Felizmente, muitas empresas estão cada vez mais reconhecendo a conexão direta entre satisfação do funcionário e satisfação do cliente. Para alcançar isso, elas devem investir na força de trabalho, garantindo uma remuneração justa, promovendo um ambiente de apoio e oferecendo um treinamento robusto. Funcionários empoderados e motivados estão mais bem equipados para fornecer um serviço gentil e eficaz, mesmo em condições desafiadoras. O bem-estar do funcionário é não apenas uma obrigação moral mas também uma prioridade estratégica para oferecer uma experiência excepcional ao cliente.
Em um mundo cada vez mais polarizado, até que ponto as marcas devem defender posições ou tomar partido?
No Brasil, algumas empresas tiveram suas marcas boicotadas quando declararam seu voto nas eleições presidenciais de 2022.
Vamos distinguir entre causas sociais que têm alta concordância, como "diminuir a poluição" ou "economizar água", e causas mais controversas, como "controle de armas" ou "aborto". Uma empresa inteligente evitaria defender causas controversas. Em um mundo cada vez mais polarizado, as marcas devem agir com cautela ao se envolver com questões sociais ou políticas. Tomar uma posição pode fortalecer a identidade da marca e ressoar profundamente com públicos específicos, mas também corre o risco de alienar outros segmentos.

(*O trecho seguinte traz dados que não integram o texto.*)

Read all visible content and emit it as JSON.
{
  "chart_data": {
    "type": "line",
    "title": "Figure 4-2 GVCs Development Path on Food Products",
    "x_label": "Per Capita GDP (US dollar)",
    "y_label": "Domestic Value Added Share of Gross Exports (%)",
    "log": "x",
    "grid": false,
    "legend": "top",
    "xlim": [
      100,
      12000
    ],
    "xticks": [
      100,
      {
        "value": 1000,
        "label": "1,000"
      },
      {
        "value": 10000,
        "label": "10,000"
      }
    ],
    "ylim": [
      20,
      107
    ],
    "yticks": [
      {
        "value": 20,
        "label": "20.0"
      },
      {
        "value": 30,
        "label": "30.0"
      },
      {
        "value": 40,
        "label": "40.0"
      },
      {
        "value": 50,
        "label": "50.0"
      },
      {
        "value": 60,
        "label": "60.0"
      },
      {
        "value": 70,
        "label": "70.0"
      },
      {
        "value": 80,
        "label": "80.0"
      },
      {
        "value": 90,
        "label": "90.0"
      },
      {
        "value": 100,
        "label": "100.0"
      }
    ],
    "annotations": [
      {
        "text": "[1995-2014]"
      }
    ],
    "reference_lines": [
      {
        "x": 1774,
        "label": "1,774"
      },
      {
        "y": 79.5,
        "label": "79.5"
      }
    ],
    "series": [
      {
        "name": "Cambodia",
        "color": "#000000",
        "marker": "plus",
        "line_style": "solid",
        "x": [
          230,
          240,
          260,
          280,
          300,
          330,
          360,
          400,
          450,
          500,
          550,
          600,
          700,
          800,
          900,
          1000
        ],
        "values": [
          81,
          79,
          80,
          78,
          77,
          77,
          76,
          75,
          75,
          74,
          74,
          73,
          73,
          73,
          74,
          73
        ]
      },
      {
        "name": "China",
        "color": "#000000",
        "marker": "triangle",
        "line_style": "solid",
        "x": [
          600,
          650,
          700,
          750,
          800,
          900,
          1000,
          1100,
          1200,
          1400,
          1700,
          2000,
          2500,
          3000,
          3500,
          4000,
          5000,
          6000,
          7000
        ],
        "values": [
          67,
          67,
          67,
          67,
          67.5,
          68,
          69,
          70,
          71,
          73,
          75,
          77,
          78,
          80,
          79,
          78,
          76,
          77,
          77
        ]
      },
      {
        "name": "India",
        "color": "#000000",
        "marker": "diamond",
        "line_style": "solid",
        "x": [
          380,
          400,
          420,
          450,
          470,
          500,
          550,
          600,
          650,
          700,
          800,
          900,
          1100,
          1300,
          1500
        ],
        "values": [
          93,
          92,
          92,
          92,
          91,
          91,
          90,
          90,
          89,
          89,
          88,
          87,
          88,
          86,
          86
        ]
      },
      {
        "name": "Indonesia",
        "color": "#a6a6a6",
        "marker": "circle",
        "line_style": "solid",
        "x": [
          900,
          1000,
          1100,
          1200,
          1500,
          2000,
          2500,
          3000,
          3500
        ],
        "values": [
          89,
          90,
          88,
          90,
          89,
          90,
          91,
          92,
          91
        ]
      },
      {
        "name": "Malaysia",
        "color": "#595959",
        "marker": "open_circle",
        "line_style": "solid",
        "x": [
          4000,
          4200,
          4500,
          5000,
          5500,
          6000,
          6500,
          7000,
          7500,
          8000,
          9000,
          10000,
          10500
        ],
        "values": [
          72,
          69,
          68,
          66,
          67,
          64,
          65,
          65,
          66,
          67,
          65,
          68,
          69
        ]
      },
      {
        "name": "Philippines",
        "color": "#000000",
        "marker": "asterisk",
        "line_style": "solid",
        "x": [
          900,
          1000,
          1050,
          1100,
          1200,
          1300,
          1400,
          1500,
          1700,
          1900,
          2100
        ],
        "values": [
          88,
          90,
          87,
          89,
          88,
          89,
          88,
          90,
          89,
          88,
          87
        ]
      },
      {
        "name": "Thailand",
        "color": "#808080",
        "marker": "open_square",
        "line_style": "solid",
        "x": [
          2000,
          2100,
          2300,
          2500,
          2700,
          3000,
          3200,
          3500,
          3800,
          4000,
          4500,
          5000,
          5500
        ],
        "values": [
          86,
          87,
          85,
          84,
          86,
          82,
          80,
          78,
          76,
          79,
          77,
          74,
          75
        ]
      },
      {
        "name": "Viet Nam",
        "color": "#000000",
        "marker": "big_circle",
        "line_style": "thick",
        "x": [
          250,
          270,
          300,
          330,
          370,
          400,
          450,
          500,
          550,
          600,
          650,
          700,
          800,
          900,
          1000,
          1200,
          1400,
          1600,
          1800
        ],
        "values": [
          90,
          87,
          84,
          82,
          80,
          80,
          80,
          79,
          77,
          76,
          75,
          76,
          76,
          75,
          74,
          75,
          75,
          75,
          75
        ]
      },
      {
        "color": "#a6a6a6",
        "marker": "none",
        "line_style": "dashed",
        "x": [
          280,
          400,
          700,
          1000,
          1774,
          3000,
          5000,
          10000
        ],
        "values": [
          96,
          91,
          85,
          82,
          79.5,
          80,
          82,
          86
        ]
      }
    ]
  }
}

As empresas devem garantir que suas posições estejam alinhadas com seus valores centrais e seu público-alvo, manter autenticidade e consistência e estar preparadas para lidar com possíveis reações negativas ou boicotes. Também é importante notar que, embora as marcas possam apoiar causas que tenham implicações políticas, elas não precisam necessariamente adotar posturas partidárias. As marcas, como entidades, não votam, e manter a neutralidade nesse aspecto pode ajudar a evitar divisões desnecessárias. Embora acionistas, CEOs e lideranças sejam capazes de influenciar a percepção pública de uma marca, ainda é possível estabelecer um nível de separação entre posições pessoais e neutralidade corporativa.
RAIO-X
Philip Kotler
Nasceu em 1931 em Chicago (EUA). Tem doutorado em economia pelo MIT (Instituto de Tecnologia de Massachusetts), pós-doutorado em matemática pela Universidade Harvard e pós-doutorado em ciências comportamentais pela Universidade de Chicago. Em 1962, começou sua carreira como professor universitário na Kellogg School of Management e, em 1967, publicou o livro "Administração de Marketing: Análise, Planejamento e Controle". Por meio das suas obras, analisou a evolução do marketing ao longo do tempo, dividindo o assunto em fases: primeiro centrado no produto (Marketing 1.0), depois no consumidor (Marketing 2.0), nas causas (Marketing 3.0), no digital (Marketing 4.0) e no ser humano (Marketing 5.0).